Quirinale, Mattarella saluta il Papa e dà l'addio
Il 16 dicembre prossimo Mattarella va a salutare Papa Francesco e questo toglie ogni dubbio sulla sua volontà di non ricandidarsi per il Colle. Quindi è giusto rispettare la sua volontà facendola finita di tirarlo per la giacchetta per fini esclusivamente di parte. Messi sulla bilancia i pro e i contro, oggi, solo Draghi ha le carte in regola per sostituire Mattarella. Il capo dello stato non è un Re ma è una figura fondamentale nell’ordinamento italiano: non solo in quanto costituisce un architrave imprescindibile per le istituzioni ma anche perché rappresenta un punto di riferimento fondamentale specie in questa lunga fase di crisi del sistema partitico e più in generale della crisi del Paese.
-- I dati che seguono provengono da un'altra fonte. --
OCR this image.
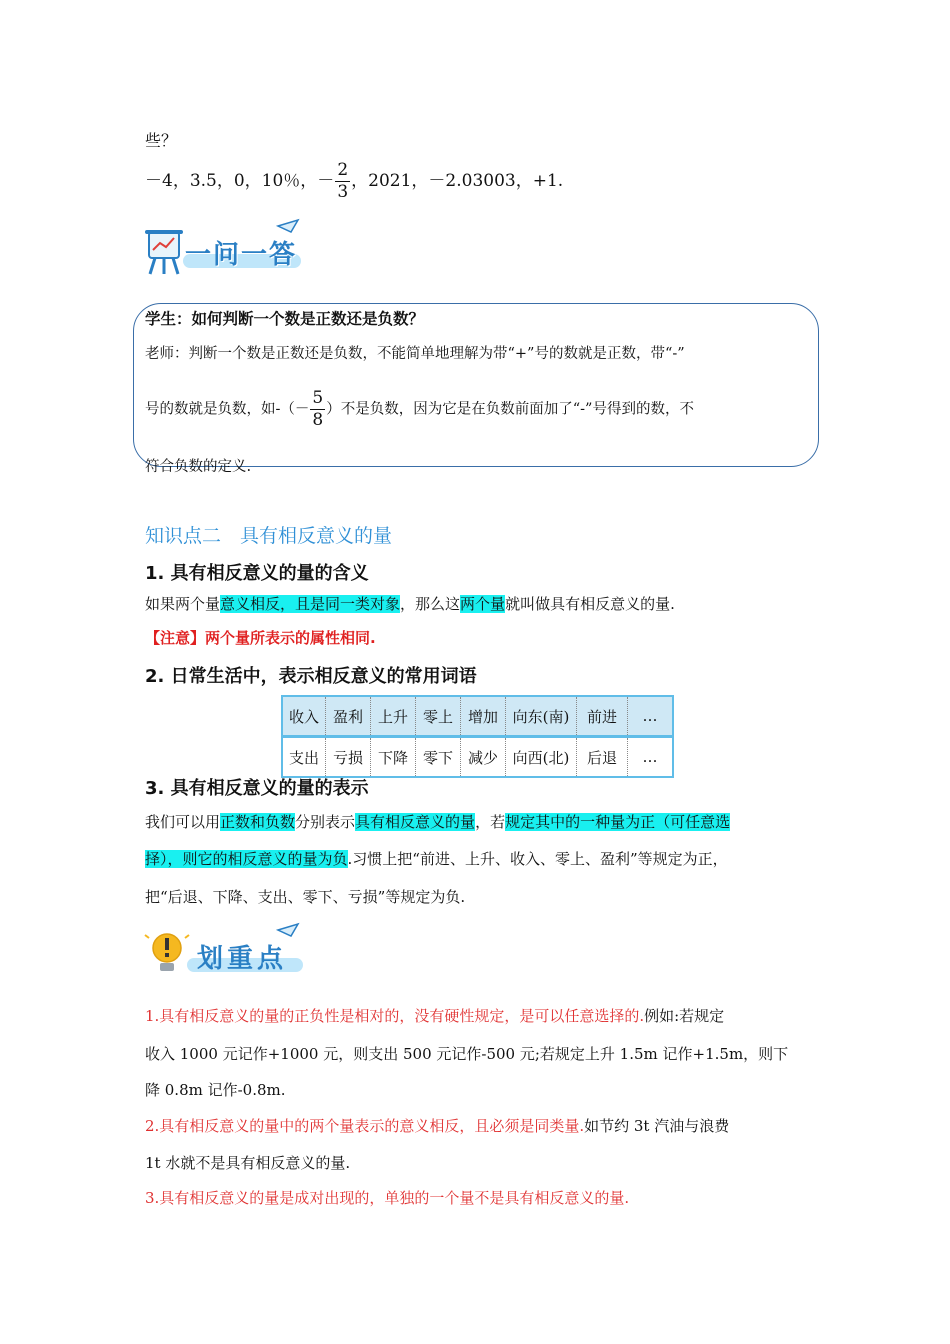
些？
－4，3.5，0，10％，－ $\frac{2}{3}$ ，2021，－2.03003，+1.
一问一答
学生：如何判断一个数是正数还是负数？
老师：判断一个数是正数还是负数，不能简单地理解为带“+”号的数就是正数，带“-”
号的数就是负数，如-（－ $\frac{5}{8}$ ）不是负数，因为它是在负数前面加了“-”号得到的数，不
符合负数的定义.
知识点二　具有相反意义的量
1. 具有相反意义的量的含义
如果两个量意义相反，且是同一类对象，那么这两个量就叫做具有相反意义的量.
【注意】两个量所表示的属性相同.
2. 日常生活中，表示相反意义的常用词语
收入	盈利	上升	零上	增加	向东(南)	前进	…
支出	亏损	下降	零下	减少	向西(北)	后退	…
3. 具有相反意义的量的表示
我们可以用正数和负数分别表示具有相反意义的量，若规定其中的一种量为正（可任意选
择），则它的相反意义的量为负.习惯上把“前进、上升、收入、零上、盈利”等规定为正，
把“后退、下降、支出、零下、亏损”等规定为负.
划重点
1.具有相反意义的量的正负性是相对的，没有硬性规定，是可以任意选择的.例如:若规定
收入 1000 元记作+1000 元，则支出 500 元记作-500 元;若规定上升 1.5m 记作+1.5m，则下
降 0.8m 记作-0.8m.
2.具有相反意义的量中的两个量表示的意义相反，且必须是同类量.如节约 3t 汽油与浪费
1t 水就不是具有相反意义的量.
3.具有相反意义的量是成对出现的，单独的一个量不是具有相反意义的量.
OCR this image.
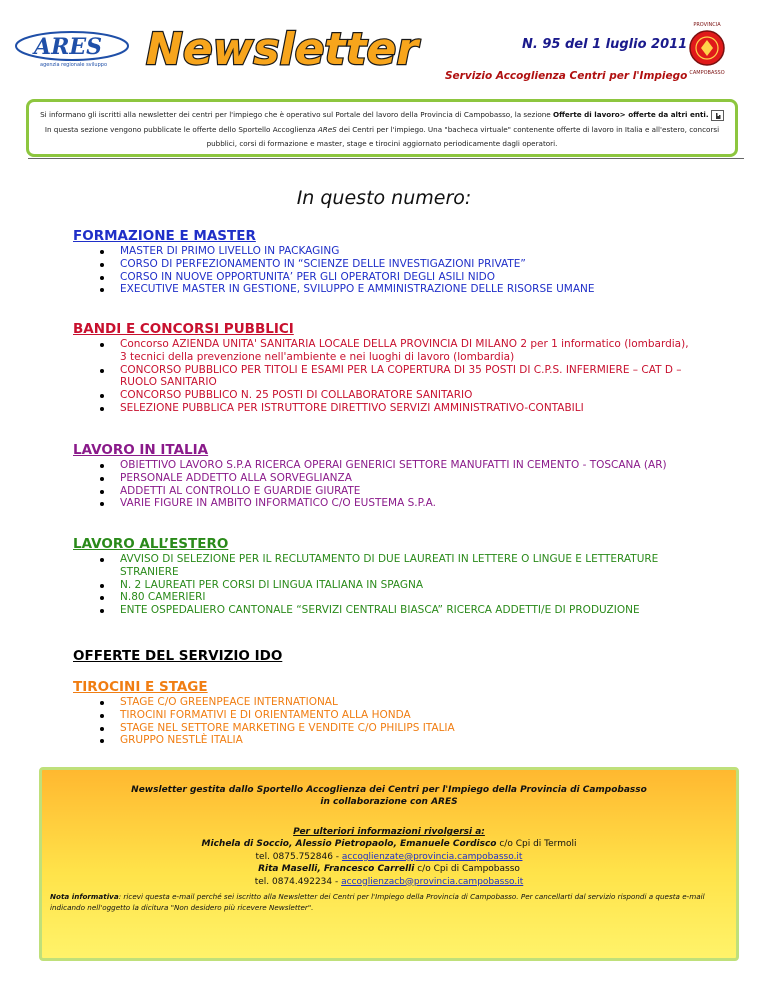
ARES
agenzia regionale sviluppo Newsletter	N. 95 del 1 luglio 2011
Servizio Accoglienza Centri per l'Impiego
PROVINCIA
CAMPOBASSO
Si informano gli iscritti alla newsletter dei centri per l'impiego che è operativo sul Portale del lavoro della Provincia di Campobasso, la sezione Offerte di lavoro> offerte da altri enti.  In questa sezione vengono pubblicate le offerte dello Sportello Accoglienza AReS dei Centri per l'impiego. Una "bacheca virtuale" contenente offerte di lavoro in Italia e all'estero, concorsi pubblici, corsi di formazione e master, stage e tirocini aggiornato periodicamente dagli operatori.
In questo numero:
FORMAZIONE E MASTER
MASTER DI PRIMO LIVELLO IN PACKAGING
CORSO DI PERFEZIONAMENTO IN “SCIENZE DELLE INVESTIGAZIONI PRIVATE”
CORSO IN NUOVE OPPORTUNITA’ PER GLI OPERATORI DEGLI ASILI NIDO
EXECUTIVE MASTER IN GESTIONE, SVILUPPO E AMMINISTRAZIONE DELLE RISORSE UMANE
BANDI E CONCORSI PUBBLICI
Concorso AZIENDA UNITA' SANITARIA LOCALE DELLA PROVINCIA DI MILANO 2 per 1 informatico (lombardia), 3 tecnici della prevenzione nell'ambiente e nei luoghi di lavoro (lombardia)
CONCORSO PUBBLICO PER TITOLI E ESAMI PER LA COPERTURA DI 35 POSTI DI C.P.S. INFERMIERE – CAT D – RUOLO SANITARIO
CONCORSO PUBBLICO N. 25 POSTI DI COLLABORATORE SANITARIO
SELEZIONE PUBBLICA PER ISTRUTTORE DIRETTIVO SERVIZI AMMINISTRATIVO-CONTABILI
LAVORO IN ITALIA
OBIETTIVO LAVORO S.P.A RICERCA OPERAI GENERICI SETTORE MANUFATTI IN CEMENTO - TOSCANA (AR)
PERSONALE ADDETTO ALLA SORVEGLIANZA
ADDETTI AL CONTROLLO E GUARDIE GIURATE
VARIE FIGURE IN AMBITO INFORMATICO C/O EUSTEMA S.P.A.
LAVORO ALL’ESTERO
AVVISO DI SELEZIONE PER IL RECLUTAMENTO DI DUE LAUREATI IN LETTERE O LINGUE E LETTERATURE STRANIERE
N. 2 LAUREATI PER CORSI DI LINGUA ITALIANA IN SPAGNA
N.80 CAMERIERI
ENTE OSPEDALIERO CANTONALE “SERVIZI CENTRALI BIASCA” RICERCA ADDETTI/E DI PRODUZIONE
OFFERTE DEL SERVIZIO IDO
TIROCINI E STAGE
STAGE C/O GREENPEACE INTERNATIONAL
TIROCINI FORMATIVI E DI ORIENTAMENTO ALLA HONDA
STAGE NEL SETTORE MARKETING E VENDITE C/O PHILIPS ITALIA
GRUPPO NESTLÈ ITALIA
Newsletter gestita dallo Sportello Accoglienza dei Centri per l'Impiego della Provincia di Campobasso
in collaborazione con ARES
Per ulteriori informazioni rivolgersi a:
Michela di Soccio, Alessio Pietropaolo, Emanuele Cordisco c/o Cpi di Termoli
tel. 0875.752846 - accoglienzate@provincia.campobasso.it
Rita Maselli, Francesco Carrelli c/o Cpi di Campobasso
tel. 0874.492234 - accoglienzacb@provincia.campobasso.it
Nota informativa: ricevi questa e-mail perché sei iscritto alla Newsletter dei Centri per l'Impiego della Provincia di Campobasso. Per cancellarti dal servizio rispondi a questa e-mail indicando nell'oggetto la dicitura "Non desidero più ricevere Newsletter".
Quirinale, Letta e l'accordo Pd-M5s-FdI
Certo, con questi parlamentari, mai dire mai, capaci persino di silurare Draghi per paura che con lui al Colle si vada poi subito alle urne con la possibilità di dover abbandonare la cadrega. Ma questi parlamentari e questi partiti, a meno di perdere l’ultimo brandello di dignità, non hanno oggi nessuna chances di eleggere un presidente diverso da Draghi. Qui Letta pare stia giocando bene le sue carte puntando a un primo accordo Pd-M5s-FdI, con tutti gli altri a rimorchio, cominciando da Salvini. Solo il No personale di Draghi può oggi far saltare questa prospettiva, fattibile quanto “sensata”. Dal Colle, poi, Draghi può tirare le fila per “guidare” i partiti a sostituirlo, con dignità, a Palazzo Chigi. Comunque vada, per i prossimi anni, sarà Draghi il “Deus ex machina” della politica italiana o, se la parola non suona offensiva, il “burattinaio” che rimette in riga i partiti ridando credibilità alla politica.